This article was originally published on Cannabis & Tech Today and appears here with permission.
While some states have adopted strict zero tolerance laws to combat marijuana-impaired driving, this recent study found that education, not stricter laws, is what may be needed.
A new study has concluded that self-reported driving under the influence of cannabis (DUIC) in states that have legalized recreational marijuana was lower than states where weed was illegal.
The study, published in the journal of Preventative Medicine Reports, also found that those who are frequent cannabis users in recreational legal states showed a significantly lower risk of self-reported DUIC within three hours after use compared to those living in states where cannabis is not legal.
The main exception came in states where cannabis was legal for medical purposes, where the results found there was little difference between states with medically legal weed versus those where weed is completely illegal.
The study, which surveyed a variety of cannabis users, offered several possible reasons for this trend, including the fact that in states where recreational weed is legal, those who purchase it are likely to receive more information about the risks and responsibilities of cannabis use, while those purchasing it off the street are not.
There is also packaging and labeling to consider. “States that have not legalized cannabis cannot regulate the labeling of cannabis products, while many recreational and medical states require warning labels and instructions on products,” the authors of the study wrote.
These results present a direct contrast to other studies that are often used by those who oppose marijuana legalization, like a report by the U.S. Department of Transportation that found that marijuana presence doubled in fatally injured drivers between 2007 and 2016.
While numbers do not lie, they can be misleading. With more states legalizing marijuana, there is much broader access to it; millions of people are within their legal rights to consume it. While the National Council of State Legislators quoted the U.S. Department of Transportation’s report, it also stated that “drugs such as marijuana can also stay in the system for weeks, thus appearing in roadside tests while no longer causing impairment.”

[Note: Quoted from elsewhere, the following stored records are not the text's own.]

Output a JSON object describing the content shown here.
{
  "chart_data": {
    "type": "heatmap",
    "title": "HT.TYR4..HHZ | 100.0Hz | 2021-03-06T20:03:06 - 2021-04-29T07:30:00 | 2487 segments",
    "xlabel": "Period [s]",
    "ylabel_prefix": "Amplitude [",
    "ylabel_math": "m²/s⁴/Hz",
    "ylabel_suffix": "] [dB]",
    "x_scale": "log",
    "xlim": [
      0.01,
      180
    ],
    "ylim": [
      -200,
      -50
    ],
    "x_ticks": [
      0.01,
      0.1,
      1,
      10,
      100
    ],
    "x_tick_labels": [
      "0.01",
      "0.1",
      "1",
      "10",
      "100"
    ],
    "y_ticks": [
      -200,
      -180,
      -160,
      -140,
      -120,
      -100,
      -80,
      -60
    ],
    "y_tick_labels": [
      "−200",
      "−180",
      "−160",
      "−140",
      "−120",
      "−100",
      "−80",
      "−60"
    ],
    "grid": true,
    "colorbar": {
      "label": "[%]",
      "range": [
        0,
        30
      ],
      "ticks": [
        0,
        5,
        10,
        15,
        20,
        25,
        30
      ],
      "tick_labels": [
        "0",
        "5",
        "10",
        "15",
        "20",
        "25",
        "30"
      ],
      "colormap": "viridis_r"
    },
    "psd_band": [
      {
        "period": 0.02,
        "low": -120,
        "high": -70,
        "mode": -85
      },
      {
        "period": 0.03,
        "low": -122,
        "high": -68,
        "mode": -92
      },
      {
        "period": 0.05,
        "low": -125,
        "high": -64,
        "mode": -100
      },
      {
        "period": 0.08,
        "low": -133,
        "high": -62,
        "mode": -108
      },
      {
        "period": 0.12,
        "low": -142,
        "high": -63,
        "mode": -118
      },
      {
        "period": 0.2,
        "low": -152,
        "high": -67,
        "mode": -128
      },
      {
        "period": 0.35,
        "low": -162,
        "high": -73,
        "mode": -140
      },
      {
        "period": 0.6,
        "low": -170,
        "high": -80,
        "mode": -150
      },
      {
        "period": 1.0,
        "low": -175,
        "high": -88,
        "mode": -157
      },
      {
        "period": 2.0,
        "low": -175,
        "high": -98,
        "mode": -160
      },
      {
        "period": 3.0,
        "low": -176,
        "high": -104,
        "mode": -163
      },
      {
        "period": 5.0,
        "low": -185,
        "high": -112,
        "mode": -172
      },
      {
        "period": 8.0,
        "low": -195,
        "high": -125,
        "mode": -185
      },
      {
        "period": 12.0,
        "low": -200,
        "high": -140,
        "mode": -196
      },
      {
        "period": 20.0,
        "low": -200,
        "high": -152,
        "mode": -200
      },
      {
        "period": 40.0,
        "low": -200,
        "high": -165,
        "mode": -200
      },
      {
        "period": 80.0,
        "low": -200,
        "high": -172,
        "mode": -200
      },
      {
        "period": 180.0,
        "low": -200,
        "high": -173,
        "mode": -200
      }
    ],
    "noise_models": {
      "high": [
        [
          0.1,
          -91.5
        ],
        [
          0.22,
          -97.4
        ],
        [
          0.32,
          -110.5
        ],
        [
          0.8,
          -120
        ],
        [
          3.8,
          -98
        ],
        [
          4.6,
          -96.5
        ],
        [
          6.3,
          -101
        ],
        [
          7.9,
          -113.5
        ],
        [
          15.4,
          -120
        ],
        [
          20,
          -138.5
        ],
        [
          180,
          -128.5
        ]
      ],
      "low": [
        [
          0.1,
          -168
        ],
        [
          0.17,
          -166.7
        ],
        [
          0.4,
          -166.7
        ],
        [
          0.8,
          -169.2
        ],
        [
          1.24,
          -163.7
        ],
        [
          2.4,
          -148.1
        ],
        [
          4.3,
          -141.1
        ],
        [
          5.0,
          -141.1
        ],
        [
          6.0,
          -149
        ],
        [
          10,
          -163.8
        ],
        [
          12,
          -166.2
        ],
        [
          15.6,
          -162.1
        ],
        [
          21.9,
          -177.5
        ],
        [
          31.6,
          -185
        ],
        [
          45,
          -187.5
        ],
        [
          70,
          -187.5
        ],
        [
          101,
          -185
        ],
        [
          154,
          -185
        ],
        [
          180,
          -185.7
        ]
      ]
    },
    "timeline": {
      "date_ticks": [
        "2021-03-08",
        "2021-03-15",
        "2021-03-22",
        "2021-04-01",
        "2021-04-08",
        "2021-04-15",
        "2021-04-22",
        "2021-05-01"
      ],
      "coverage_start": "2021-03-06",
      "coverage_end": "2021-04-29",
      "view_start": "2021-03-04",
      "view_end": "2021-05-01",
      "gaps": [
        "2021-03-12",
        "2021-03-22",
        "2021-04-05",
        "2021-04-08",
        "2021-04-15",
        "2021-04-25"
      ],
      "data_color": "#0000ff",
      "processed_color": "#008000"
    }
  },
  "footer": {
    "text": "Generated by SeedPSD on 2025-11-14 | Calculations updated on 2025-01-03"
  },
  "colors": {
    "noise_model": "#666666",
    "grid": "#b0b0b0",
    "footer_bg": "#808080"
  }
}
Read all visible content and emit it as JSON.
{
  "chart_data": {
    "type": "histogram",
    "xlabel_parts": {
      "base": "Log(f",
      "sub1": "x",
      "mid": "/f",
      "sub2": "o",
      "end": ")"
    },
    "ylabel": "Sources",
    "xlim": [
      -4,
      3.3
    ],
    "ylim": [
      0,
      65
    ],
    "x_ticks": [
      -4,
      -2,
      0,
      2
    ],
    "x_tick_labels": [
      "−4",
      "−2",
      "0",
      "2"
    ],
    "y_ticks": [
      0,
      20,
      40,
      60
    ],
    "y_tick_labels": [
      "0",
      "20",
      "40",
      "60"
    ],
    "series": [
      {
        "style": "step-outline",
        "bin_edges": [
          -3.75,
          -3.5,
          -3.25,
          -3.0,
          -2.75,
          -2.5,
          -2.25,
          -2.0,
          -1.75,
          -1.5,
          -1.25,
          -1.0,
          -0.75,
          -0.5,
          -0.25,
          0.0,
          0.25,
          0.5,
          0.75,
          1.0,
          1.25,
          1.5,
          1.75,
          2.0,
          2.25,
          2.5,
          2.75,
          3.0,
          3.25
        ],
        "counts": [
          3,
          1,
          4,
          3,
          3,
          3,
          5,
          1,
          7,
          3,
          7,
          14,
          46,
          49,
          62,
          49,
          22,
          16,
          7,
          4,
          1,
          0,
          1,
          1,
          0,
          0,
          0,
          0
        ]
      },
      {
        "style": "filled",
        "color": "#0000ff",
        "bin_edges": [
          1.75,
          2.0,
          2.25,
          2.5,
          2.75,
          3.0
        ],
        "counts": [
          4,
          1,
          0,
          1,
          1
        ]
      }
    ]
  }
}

The length in which marijuana stays in your system is one of the biggest hurdles and contentions in these kinds of accusations and criminal charges. As we previously reported, DUID cases involving marijuana get tossed out of court a lot of times in legal states simply because impairment cannot be proven. Still, this does not mean marijuana-induced driving violations do not occur and can not be prosecuted.
According to the Marijuana Policy Project, “Thirty-three states have ‘effects-based’ driving under the influence of marijuana laws that criminalize a person for driving while they are truly impaired, which is determined based on all available evidence.” There are 17 states with “per se” or “zero tolerance laws,” where, in order to prove the case, one simply needs to present blood test evidence proving there was a certain level of THC in your system.
Regardless of whether you live in a state where weed is legal or illegal, driving safely is always important. While some states have adopted strict zero tolerance laws to combat marijuana-impaired driving, this recent study found that education, not stricter laws, is what may be needed.
In its conclusion, the study found that, “Although all states should educate its citizens about the potential dangers of using cannabis and driving, this analysis suggests that states without legal cannabis are particularly in need of DUIC prevention efforts.”